Teatro: Al Tatà la passione e il dramma del misantropo di Molière
DI MARIA PASTORELLI
Il protagonista del Misantropo, Alceste, brillante capolavoro messo in scena per la regia di Tonio De Nitto, tradotto ed adattato da Francesco Niccolini è un intransigente idealista, che si ostina a volersi comportare in società senza ipocrisie e senza piegarsi a compromessi, incapace di conciliare i propri principi etici con le corruzioni morali dei suoi simili. Innamorato di Célimène, una giovane donna vanitosa ed amante della mondanità e delle compagnie frivole, cerca di convincerla a rinunciare al mondo a cui è abituata per amor suo.
Alla fine la differenza dei due caratteri e modi di vivere porterà alla fine della relazione ed il deluso Alceste, che nel frattempo ha perso un processo intentatogli da un noto personaggio dell’epoca, deciderà di esiliare.
Altro personaggio principale di quest'opera è Filinto contraltare di Alceste, insensibile al fantasioso dover essere reclamato ad ogni piè sospinto dall'amico moralista, si ostina a restare saldo e ancorato alla realtà, argomentando a più riprese che quel mondo che li circonda con i suoi difetti non si può cambiare e quindi l'unico modo per vivere bene in questa società pervasa da immoralità e infingimenti è l'adattamento a questo mondo così costruito è finto. Alceste quindi segue un disegno impossibile, che porta a una mera sconfitta. La commedia finisce con Alceste che allontanato e ferito da tutti, abbandona la società mondana in cui si trova e si ritira a vita solitaria.
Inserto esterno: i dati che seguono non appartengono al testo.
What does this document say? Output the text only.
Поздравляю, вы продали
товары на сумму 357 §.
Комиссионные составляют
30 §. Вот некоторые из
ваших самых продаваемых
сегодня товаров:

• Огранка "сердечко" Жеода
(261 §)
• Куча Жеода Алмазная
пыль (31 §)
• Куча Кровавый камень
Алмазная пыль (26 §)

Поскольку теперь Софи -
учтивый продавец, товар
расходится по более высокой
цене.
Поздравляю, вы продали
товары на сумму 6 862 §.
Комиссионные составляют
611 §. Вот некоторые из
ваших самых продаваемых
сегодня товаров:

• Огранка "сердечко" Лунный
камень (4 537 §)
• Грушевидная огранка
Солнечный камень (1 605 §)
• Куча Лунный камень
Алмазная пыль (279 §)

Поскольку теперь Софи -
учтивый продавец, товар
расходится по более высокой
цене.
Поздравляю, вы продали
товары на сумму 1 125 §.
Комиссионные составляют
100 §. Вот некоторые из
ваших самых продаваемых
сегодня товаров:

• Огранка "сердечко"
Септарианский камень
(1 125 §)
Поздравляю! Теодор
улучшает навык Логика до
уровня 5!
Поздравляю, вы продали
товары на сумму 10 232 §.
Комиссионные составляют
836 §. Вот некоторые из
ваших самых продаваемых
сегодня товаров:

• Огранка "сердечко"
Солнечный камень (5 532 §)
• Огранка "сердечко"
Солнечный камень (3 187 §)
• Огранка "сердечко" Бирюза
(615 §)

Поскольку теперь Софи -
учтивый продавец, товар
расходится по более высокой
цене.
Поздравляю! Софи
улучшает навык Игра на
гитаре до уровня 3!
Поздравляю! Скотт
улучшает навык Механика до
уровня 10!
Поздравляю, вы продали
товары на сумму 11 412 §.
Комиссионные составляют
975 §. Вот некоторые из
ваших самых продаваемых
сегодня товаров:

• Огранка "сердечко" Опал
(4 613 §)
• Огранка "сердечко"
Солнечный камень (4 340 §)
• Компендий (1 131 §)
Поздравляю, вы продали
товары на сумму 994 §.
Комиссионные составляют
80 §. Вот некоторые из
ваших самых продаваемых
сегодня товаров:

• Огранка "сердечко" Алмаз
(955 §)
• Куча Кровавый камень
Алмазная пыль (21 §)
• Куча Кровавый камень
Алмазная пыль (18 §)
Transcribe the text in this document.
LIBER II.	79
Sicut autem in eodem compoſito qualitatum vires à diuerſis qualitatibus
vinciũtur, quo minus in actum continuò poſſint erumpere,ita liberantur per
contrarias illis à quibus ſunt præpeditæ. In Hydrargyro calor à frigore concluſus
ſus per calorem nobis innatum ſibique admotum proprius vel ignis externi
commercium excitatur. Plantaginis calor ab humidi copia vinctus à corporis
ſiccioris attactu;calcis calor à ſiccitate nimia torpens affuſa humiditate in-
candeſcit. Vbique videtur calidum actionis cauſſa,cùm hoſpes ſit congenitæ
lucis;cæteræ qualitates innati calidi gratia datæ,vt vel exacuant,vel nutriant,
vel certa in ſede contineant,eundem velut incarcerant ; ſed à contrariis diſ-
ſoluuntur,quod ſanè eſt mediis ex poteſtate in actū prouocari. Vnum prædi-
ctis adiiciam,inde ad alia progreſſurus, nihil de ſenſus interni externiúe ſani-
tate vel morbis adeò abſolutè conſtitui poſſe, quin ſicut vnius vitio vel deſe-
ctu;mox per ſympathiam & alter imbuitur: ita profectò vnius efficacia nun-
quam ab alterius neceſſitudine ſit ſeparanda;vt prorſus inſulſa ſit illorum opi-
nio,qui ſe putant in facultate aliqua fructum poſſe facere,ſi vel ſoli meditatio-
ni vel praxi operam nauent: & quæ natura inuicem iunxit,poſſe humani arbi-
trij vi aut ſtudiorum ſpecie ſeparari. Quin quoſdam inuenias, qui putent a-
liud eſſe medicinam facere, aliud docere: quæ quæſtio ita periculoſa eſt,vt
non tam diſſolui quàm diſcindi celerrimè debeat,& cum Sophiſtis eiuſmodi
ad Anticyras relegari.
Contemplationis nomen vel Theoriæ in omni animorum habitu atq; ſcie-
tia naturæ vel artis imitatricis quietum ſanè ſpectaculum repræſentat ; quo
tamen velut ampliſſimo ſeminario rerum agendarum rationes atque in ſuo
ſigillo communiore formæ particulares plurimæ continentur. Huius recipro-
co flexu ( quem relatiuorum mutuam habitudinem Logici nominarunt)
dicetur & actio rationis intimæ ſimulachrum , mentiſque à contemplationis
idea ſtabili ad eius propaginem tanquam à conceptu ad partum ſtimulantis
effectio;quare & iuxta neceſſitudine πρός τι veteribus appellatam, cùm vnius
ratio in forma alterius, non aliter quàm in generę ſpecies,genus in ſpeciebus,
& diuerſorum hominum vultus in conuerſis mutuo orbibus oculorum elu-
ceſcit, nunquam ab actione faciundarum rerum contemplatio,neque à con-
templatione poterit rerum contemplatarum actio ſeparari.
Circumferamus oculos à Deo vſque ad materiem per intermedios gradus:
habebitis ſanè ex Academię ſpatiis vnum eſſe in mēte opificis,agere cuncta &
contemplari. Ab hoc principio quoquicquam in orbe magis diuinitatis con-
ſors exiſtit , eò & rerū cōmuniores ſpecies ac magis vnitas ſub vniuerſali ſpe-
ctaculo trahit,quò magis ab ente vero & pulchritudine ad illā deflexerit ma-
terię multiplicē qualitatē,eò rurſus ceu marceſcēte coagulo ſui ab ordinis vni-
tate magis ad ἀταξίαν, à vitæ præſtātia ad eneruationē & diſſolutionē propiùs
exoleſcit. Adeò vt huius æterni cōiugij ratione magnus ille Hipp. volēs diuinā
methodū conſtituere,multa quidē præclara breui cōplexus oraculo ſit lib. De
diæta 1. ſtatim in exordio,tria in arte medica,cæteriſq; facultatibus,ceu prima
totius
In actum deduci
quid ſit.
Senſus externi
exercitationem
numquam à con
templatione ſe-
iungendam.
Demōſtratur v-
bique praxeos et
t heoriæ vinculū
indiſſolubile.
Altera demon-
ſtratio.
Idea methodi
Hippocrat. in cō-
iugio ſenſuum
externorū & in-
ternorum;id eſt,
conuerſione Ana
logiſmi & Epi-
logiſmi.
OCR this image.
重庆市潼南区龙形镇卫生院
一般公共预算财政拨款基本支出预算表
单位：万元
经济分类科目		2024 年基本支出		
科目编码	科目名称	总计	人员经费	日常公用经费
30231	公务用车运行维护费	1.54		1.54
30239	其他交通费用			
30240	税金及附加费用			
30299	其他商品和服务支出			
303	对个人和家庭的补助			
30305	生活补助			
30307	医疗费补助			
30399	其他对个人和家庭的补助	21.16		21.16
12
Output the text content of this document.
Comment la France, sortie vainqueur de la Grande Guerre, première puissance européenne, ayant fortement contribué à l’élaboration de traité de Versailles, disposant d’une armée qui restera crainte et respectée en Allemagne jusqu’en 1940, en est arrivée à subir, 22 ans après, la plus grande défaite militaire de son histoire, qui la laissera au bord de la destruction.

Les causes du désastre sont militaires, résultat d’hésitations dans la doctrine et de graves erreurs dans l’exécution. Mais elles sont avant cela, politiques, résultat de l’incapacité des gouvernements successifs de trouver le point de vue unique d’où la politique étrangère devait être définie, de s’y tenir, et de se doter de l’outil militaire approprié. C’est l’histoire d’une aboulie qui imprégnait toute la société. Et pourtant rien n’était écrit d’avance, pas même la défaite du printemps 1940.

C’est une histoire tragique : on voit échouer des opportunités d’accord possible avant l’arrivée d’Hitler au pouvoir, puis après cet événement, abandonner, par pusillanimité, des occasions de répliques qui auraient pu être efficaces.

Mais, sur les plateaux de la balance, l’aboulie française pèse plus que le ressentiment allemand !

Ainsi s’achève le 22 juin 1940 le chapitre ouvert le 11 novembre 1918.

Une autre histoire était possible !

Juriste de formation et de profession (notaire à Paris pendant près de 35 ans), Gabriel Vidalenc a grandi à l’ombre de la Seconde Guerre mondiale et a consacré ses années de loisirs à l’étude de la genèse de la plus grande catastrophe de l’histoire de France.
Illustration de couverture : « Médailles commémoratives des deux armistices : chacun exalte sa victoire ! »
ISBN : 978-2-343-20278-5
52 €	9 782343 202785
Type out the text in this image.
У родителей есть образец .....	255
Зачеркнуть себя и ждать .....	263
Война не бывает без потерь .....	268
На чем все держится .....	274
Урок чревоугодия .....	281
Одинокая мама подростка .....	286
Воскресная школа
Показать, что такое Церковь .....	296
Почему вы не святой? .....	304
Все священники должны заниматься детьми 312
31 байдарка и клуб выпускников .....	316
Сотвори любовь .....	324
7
Dopo le esplorazioni Shakespeariane Tonio De Nitto si accosta a Molière e compie una ricerca attualizzata cercando di raccontare la società in cui viviamo oggi che stranamente non sembra così diversa da quella di allora. “Il misantropo dichiara il bravo regista De Nitto, oltremodo attuale, è un lavoro che dopo tanta civetteria, convenzioni e barocchismi dorati, arriva stretto alla gola: pare un quadro perfetto del momento che stiamo vivendo, nella disillusione verso un mondo per nulla meritocratico, dove la soluzione è sempre nel compromesso e spesso nella totale evasione dalla legalità, dove la menzogna trova strade più lineari e tollerabili della verità. Sentirsi un alieno perché non allineato, uno sciocco perché onesto, un reietto perché non interessato al clamore del mondo , un freddo, un cinico, un fissato, un inquieto, l’attore di un vetusto teatro démodé”. Ancora prosegue “Alceste non respinge e non si arrende ma è respinto da una società in cui non si riconosce, da un amore incapace di scegliere, da meccanismi in cui è chiamato in causa senza alcun motivo, non uno contro tutti, ma tutti contro uno. Anche il Misantropo rientra nella serie di racconti incentrati verso gli ultimi della società, siano essi bisbetici, anatroccoli o misantropi, un lavoro tradotto in opera teatrale con la compagna d’attori con cui in questi anni si è con fiducia costruito un percorso con tanta generosità, talento, rigore, utopie, disillusioni.